Deborah Best (Wake Forest psikoloji departmanı başkanı): Tim, en zeki öğrencilerimizden biriydi. Boyu dışında, onu Wake Forest'taki diğer oyunculardan ayıramazdım.

Dave Twardzik (Duncan'ın Wake Forest'ta yılından sonraki sezonun Golden State genel menajeri): Bir numaralı oyuncu Tim Duncan. Kolej'deki en iyi oyuncu. Açık ara hem de.

Odom: Tim bize sonradan katılmıştı ve herkesin mutabık olduğu bir şekilde yılın oyuncusuydu. Böylesine bir ilerleme kaydetmişti. İdmana geldiğinden daha iyi bir oyuncu olarak ayrılmadığı tek gün bile yoktu. Her gün sıkı çalışıyordu.

Gregg Popovich (Spurs koçu ve genel menajeri): İş drafta geldiğinde, yalan söylemek zorundaydım. Ne yapacağımızı söyleyemezdik, ama Tim Duncan, franchise oyuncusu olmaya yakın tek oyuncuydu. Diğer oyuncularla arasında çok açık bir fark vardı ve herkes de bunu biliyordu.

Larry Brown (Philadelphia koçu): Kimin onu draft etme şansı varsa, şampiyonluk adayı olacaktır -- hem de hemen.

Rick Pitino (Boston koçu): Bir Tim Duncan'a sahip olduğunuz zaman, gerçekten çok çok özel bir şeylere sahip olmuş olursunuz -- sadece basketbolcu olarak değil, harika bir karaktere de. Hiçbir genç oyuncuda görmediğim kadar panyayı iyi kullanıyor. Bunu genç oyuncularda pek göremezsiniz. O her şeye sahip.

Duncan (itidalini kaybetmemesi hakkında): Eğer heyecanınızı dışa vurursanız, aynı zamanda hayal kırıklığı ve hüsranı da göstermiş olursunuz. Eğer rakibiniz bunu fark ederse, dezavantaj sahibisiniz demektir.

Joe Smith (95 draftı 1 numarası): Bazıları onun sahadayken olup biteni yeterince umursamadığını düşünüyor. Saçmalamayın. O, göründüğünden daha tehlikeli.



3. LOTARYA

Duncan'ın 97 Draftı'nda ilk sırada seçileceğine dair şüphe yoktu. Tek soru, ona sahip olma şerefine hangi takımın nail olacağıydı. Boston, yüzde 28 ile en yüksek şansa sahip takımdı -- Rick Pitino'nun Kentucy Üniversitesi'nden ayrılıp Celtics'te Duncan'ın etrafında yeni bir takım kurmaya ikna olmasına yetecek kadar. Spurs, 20-62'lik bir sezonun ardından, yüzde 22'lik bir şansa sahipti.
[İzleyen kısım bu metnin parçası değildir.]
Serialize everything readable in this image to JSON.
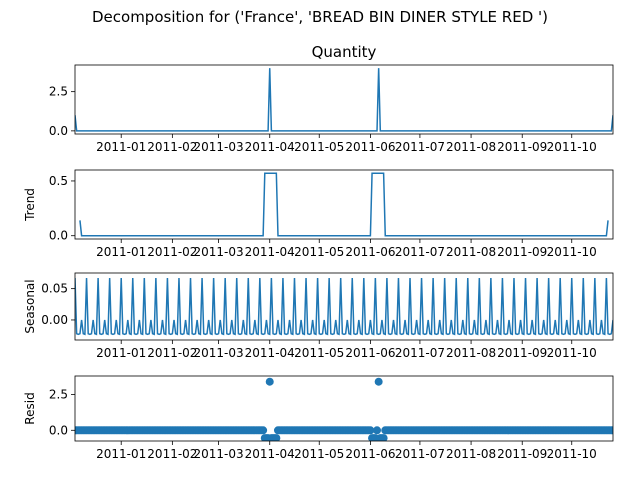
{
  "figure": {
    "suptitle": "Decomposition for ('France', 'BREAD BIN DINER STYLE RED ')"
  },
  "chart_data": [
    {
      "type": "line",
      "title": "Quantity",
      "ylabel": "",
      "x_ticks": [
        "2011-01",
        "2011-02",
        "2011-03",
        "2011-04",
        "2011-05",
        "2011-06",
        "2011-07",
        "2011-08",
        "2011-09",
        "2011-10"
      ],
      "y_ticks": [
        "0.0",
        "2.5"
      ],
      "ylim": [
        -0.2,
        4.2
      ],
      "x_range": [
        "2010-12-04",
        "2011-10-26"
      ],
      "baseline": 0,
      "spikes": [
        {
          "date": "2010-12-04",
          "value": 1
        },
        {
          "date": "2011-04-01",
          "value": 4
        },
        {
          "date": "2011-06-06",
          "value": 4
        },
        {
          "date": "2011-10-26",
          "value": 1
        }
      ],
      "color": "#1f77b4",
      "grid": false
    },
    {
      "type": "line",
      "title": "",
      "ylabel": "Trend",
      "x_ticks": [
        "2011-01",
        "2011-02",
        "2011-03",
        "2011-04",
        "2011-05",
        "2011-06",
        "2011-07",
        "2011-08",
        "2011-09",
        "2011-10"
      ],
      "y_ticks": [
        "0.0",
        "0.5"
      ],
      "ylim": [
        -0.03,
        0.6
      ],
      "x_range": [
        "2010-12-04",
        "2011-10-26"
      ],
      "points": [
        {
          "date": "2010-12-07",
          "value": 0.14
        },
        {
          "date": "2010-12-08",
          "value": 0
        },
        {
          "date": "2011-03-28",
          "value": 0
        },
        {
          "date": "2011-03-29",
          "value": 0.57
        },
        {
          "date": "2011-04-05",
          "value": 0.57
        },
        {
          "date": "2011-04-06",
          "value": 0
        },
        {
          "date": "2011-06-01",
          "value": 0
        },
        {
          "date": "2011-06-02",
          "value": 0.57
        },
        {
          "date": "2011-06-09",
          "value": 0.57
        },
        {
          "date": "2011-06-10",
          "value": 0
        },
        {
          "date": "2011-10-22",
          "value": 0
        },
        {
          "date": "2011-10-23",
          "value": 0.14
        }
      ],
      "color": "#1f77b4",
      "grid": false
    },
    {
      "type": "line",
      "title": "",
      "ylabel": "Seasonal",
      "x_ticks": [
        "2011-01",
        "2011-02",
        "2011-03",
        "2011-04",
        "2011-05",
        "2011-06",
        "2011-07",
        "2011-08",
        "2011-09",
        "2011-10"
      ],
      "y_ticks": [
        "0.00",
        "0.05"
      ],
      "ylim": [
        -0.032,
        0.075
      ],
      "x_range": [
        "2010-12-04",
        "2011-10-26"
      ],
      "weekly_pattern": [
        0.067,
        -0.022,
        -0.023,
        -0.022,
        -0.0,
        -0.022,
        -0.023
      ],
      "color": "#1f77b4",
      "grid": false
    },
    {
      "type": "scatter",
      "title": "",
      "ylabel": "Resid",
      "x_ticks": [
        "2011-01",
        "2011-02",
        "2011-03",
        "2011-04",
        "2011-05",
        "2011-06",
        "2011-07",
        "2011-08",
        "2011-09",
        "2011-10"
      ],
      "y_ticks": [
        "0.0",
        "2.5"
      ],
      "ylim": [
        -0.75,
        3.8
      ],
      "x_range": [
        "2010-12-04",
        "2011-10-26"
      ],
      "baseline_value": 0,
      "outliers": [
        {
          "date": "2011-03-29",
          "value": -0.55
        },
        {
          "date": "2011-03-30",
          "value": -0.55
        },
        {
          "date": "2011-03-31",
          "value": -0.55
        },
        {
          "date": "2011-04-01",
          "value": 3.4
        },
        {
          "date": "2011-04-02",
          "value": -0.55
        },
        {
          "date": "2011-04-03",
          "value": -0.55
        },
        {
          "date": "2011-04-04",
          "value": -0.55
        },
        {
          "date": "2011-04-05",
          "value": -0.55
        },
        {
          "date": "2011-06-02",
          "value": -0.55
        },
        {
          "date": "2011-06-03",
          "value": -0.55
        },
        {
          "date": "2011-06-04",
          "value": -0.55
        },
        {
          "date": "2011-06-06",
          "value": 3.4
        },
        {
          "date": "2011-06-07",
          "value": -0.55
        },
        {
          "date": "2011-06-08",
          "value": -0.55
        },
        {
          "date": "2011-06-09",
          "value": -0.55
        }
      ],
      "color": "#1f77b4",
      "grid": false
    }
  ]
}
Popovich: Stüdyolara yakın bir yerde, büyük bir çadırda oturuyorduk ve bizi standların oraya çağırdılar. Ben gitmedim, çünkü ilk sırayı almamızın imkanı yoktu. Ben de yemek ve biranın olduğu çadırda kaldım. Çadırdaki tek kişiydim. Diğer herkes dışardaydı.

Neyse, ufacık bir televizyona bakıyorum, burger yiyor ve bira içerek, normalde bizim olması gereken sırayı aldıklarını görüyorum. Ama başkası oldu. Buna inanamıyordum. Öylesine şaşırmıştım ki, hamburgeri elimden düşürdüm. İnanılmazdı. Aramızdan biri gidip Duncan'ı alıp gelecekti.

Bütün millet aceleyle çadıra girip üstüme hücum etti. Beni sanki bir şey becermişim gibi tebrik ediyorlardı. Burger yemekten başka bir şey yapmadım, ama onlar gelmiş beni iyi iş çıkardığım için tebrik ediyorlardı.

Doc Rivers: Pop, yaşayan en şanslı adam.

Brown: Sıra biz ve San Antonio'ya geldiğinde düşündüm ki, burada yapılacak olan artık çok bariz. Eğer biz kazanırsak, harika. Eğer San Antonio alırsa, Pop için harika. Adam düğünümde sağdıcımdı. Sonra, açıklanmasının ardından kendime şöyle dedim: "Seni hala seviyorum Pop." Ama dostum, ne büyük hayal kırıklığı. Duncan ile diğerleri arasında çok büyük fark vardı.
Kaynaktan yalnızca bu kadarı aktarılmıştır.